As part of the process, the couple met several times with the children, getting to spend time with them individually and in different settings.
“The visits back and forth were really incredible to see some of the things in them,” recalls Clive. “We took them swimming, so we were able to see how they reacted to us in a public setting and we did things that would have us in that parenting role.”
“We found out things about them too that they’re interested in,” adds Shelley. “We renovated the rooms to suit what they would like and we tried to make it so that when they came in they felt like they were home and it was their place, rather than somewhere they were visiting.”
While Daniel, 4, and Daryn, 6, wasted no time calling the couple Mom and Dad, Kaitlyn, 9, has chosen to call them Shelley and Clive.

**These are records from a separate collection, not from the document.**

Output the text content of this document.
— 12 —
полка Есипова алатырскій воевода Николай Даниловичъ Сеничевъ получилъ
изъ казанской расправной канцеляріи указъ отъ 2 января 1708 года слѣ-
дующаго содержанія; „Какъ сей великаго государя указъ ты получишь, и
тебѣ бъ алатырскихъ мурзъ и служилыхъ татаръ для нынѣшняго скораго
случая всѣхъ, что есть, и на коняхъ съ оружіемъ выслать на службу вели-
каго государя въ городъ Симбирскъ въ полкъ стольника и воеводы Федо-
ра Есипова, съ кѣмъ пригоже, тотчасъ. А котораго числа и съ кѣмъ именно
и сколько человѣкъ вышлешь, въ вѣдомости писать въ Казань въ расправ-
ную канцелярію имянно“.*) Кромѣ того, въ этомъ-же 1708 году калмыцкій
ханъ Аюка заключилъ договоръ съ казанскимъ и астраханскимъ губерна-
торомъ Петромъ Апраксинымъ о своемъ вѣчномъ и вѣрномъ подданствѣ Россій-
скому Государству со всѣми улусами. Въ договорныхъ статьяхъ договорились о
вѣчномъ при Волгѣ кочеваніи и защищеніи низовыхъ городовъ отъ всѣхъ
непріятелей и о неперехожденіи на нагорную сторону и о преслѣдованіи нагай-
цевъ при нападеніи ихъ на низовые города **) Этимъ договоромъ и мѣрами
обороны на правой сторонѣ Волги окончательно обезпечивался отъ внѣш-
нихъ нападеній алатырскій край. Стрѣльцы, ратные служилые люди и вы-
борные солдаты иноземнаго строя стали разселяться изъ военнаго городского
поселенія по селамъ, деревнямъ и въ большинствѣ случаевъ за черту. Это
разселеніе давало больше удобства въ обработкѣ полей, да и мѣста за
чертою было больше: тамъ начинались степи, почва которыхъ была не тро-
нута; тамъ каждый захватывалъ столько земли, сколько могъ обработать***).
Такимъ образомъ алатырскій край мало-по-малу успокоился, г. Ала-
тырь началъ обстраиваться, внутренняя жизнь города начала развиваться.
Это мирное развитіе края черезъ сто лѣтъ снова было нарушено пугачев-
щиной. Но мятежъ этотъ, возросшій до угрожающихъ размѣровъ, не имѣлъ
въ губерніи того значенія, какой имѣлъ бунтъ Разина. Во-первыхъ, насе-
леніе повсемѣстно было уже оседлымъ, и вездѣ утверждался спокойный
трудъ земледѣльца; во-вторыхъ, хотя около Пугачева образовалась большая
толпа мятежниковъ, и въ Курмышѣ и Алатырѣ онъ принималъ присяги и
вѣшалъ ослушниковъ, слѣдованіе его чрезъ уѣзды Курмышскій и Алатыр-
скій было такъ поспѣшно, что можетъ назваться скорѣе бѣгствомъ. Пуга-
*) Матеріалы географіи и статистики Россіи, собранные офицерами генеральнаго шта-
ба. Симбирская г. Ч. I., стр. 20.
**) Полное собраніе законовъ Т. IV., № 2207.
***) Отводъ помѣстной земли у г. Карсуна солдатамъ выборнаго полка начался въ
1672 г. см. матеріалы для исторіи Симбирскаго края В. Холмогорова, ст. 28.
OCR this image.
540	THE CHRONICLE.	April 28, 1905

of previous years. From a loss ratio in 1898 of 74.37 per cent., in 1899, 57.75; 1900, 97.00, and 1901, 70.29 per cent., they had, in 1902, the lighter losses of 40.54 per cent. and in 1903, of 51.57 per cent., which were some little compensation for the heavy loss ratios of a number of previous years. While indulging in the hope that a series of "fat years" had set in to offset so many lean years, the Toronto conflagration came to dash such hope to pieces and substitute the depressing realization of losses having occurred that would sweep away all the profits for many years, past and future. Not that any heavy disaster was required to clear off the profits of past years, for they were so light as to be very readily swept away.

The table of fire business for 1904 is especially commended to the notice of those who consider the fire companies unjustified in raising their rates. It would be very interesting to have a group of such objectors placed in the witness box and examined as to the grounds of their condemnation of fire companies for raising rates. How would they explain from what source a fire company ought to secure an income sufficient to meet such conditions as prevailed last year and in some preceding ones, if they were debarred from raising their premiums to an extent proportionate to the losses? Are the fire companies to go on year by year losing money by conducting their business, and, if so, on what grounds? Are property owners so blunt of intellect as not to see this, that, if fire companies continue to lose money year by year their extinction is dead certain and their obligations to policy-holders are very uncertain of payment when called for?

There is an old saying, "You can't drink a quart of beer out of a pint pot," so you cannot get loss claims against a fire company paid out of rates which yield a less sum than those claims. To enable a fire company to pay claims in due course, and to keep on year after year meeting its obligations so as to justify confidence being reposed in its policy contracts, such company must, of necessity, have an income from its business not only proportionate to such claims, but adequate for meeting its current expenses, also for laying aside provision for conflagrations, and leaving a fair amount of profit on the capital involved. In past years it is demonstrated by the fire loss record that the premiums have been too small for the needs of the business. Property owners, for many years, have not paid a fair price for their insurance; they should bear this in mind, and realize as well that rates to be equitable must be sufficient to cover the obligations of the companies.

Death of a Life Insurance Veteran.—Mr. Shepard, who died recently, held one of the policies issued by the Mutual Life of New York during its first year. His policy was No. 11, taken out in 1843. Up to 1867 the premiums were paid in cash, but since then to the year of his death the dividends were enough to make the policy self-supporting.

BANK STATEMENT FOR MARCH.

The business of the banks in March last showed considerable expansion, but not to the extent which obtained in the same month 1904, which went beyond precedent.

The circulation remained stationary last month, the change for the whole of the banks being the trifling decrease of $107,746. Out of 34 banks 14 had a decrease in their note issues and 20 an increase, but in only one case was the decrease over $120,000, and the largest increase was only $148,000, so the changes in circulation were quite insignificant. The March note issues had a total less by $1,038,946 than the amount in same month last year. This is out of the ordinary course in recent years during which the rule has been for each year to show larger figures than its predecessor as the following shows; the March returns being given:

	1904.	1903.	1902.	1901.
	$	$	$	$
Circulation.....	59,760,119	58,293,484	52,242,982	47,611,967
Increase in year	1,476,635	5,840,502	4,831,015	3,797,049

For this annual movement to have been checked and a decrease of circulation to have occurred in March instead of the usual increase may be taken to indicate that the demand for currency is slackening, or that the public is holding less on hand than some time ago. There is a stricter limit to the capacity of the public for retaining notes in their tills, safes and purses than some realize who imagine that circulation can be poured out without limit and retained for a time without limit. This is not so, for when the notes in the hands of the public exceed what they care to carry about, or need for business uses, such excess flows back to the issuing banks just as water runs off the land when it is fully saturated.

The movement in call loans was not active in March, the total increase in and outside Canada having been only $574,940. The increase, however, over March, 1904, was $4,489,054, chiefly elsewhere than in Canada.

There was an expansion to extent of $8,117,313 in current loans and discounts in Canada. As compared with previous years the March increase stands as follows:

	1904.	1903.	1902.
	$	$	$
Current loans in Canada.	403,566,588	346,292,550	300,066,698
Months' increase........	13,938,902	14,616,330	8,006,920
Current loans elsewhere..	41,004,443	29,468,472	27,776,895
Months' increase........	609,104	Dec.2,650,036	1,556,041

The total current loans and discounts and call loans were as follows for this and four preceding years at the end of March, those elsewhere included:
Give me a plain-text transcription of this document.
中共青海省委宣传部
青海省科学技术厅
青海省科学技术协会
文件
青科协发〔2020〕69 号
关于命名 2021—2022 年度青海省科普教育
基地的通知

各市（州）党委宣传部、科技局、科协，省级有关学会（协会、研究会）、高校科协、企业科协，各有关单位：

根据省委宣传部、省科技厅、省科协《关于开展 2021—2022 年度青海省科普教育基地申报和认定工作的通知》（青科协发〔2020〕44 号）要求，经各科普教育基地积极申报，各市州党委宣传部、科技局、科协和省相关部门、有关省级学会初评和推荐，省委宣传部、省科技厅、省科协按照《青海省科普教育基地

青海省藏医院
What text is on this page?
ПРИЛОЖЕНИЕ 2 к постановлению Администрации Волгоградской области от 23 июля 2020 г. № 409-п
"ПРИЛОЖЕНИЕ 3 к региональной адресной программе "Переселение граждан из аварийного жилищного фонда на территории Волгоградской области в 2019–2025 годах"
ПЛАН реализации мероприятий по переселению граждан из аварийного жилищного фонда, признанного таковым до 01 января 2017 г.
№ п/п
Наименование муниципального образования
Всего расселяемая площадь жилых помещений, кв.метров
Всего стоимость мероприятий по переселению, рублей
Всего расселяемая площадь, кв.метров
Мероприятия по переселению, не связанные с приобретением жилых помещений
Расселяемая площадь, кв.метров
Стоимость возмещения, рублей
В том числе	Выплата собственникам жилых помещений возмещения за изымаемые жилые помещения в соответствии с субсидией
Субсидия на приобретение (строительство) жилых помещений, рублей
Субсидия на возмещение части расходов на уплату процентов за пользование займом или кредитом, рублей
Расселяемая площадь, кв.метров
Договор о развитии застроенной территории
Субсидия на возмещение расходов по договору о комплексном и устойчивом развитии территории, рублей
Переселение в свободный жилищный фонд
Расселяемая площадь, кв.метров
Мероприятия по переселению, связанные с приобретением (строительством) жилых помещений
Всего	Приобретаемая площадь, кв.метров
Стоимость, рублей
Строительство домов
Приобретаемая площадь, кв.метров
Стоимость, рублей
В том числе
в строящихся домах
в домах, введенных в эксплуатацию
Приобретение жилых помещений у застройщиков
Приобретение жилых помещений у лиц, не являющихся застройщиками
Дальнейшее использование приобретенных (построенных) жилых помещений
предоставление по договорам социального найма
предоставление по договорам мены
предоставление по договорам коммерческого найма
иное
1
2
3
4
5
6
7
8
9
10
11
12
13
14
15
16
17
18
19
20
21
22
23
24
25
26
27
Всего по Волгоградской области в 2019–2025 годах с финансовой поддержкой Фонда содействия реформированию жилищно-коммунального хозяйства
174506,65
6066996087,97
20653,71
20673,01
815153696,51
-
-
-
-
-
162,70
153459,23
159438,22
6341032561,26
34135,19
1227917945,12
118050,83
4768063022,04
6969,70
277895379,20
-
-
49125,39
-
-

The couple say jumping into the parenting role was probably a little more natural than others, considering their interaction with children on a regular basis.
“We didn’t look at them and go ‘my goodness, I can’t believe they eat so many Cheerios’, like we knew that about kids,” says Shelley. “Or, ‘why aren’t they listening the first time, that’s odd.’ We’re so used to kids that there wasn’t anything that blind-sided us, but they are three individual little personalities and it’s learning all the little things about them individually that was a real learning curve. We’re always learning something new about what bothers them or what they like or dislike and what works best for them.”
After the kids arrived last May, Shelley took a nine month leave from work while Clive, an accountant, took a month off during the summer. “It was hard at the beginning because even though I’m a children’s pastor, I spend a lot of time with adults, and you go from that to being at home all the time with this little guy, who at the beginning would not ever leave my side. But now he’s getting a little bigger and he’s adjusting more and he knows where we are and how things are.”
Although a drastic change at first, Shelley admits they would have appreciated even more time with their new family. “There’s such a huge adjustment time and I think we could have used more time.”
Diving back into work after her leave, Shelley and Clive say their children have quickly become a part of their church family.
“They of course were instant celebrities when they came to the church and Kaitlyn said everybody already knew her as soon as she came, so right off the bat they were known.”
While Kaitlyn made a decision to be baptized this year, Shelley and Clive say they leave that choice completely up to their kids. “You don’t want them to make a commitment to God just based on pleasing you or what they think you want them to do,” says Shelley. ”You want them to have a genuine decision.”
And Shelley and Clive say the decision to adopt has changed them—for the better. “You get another perspective on life,” says Shelley. “You become a lot less selfish and you realize that your life is outside of yourself.”
Now with three kids and a stronger relationship than ever, the couple say while it may seem daunting, it’s all worth it in the end. “Enjoy the process,” says Clive. “It allowed us to find out things about ourselves and each other. It’s strengthened our ability to parent.”
“I think it’s only brought us closer as a couple,” adds Shelley. “There’s so much joy and fun with them that it can’t help but be good for your relationship. Things become easier as you go and they adopt you after awhile.”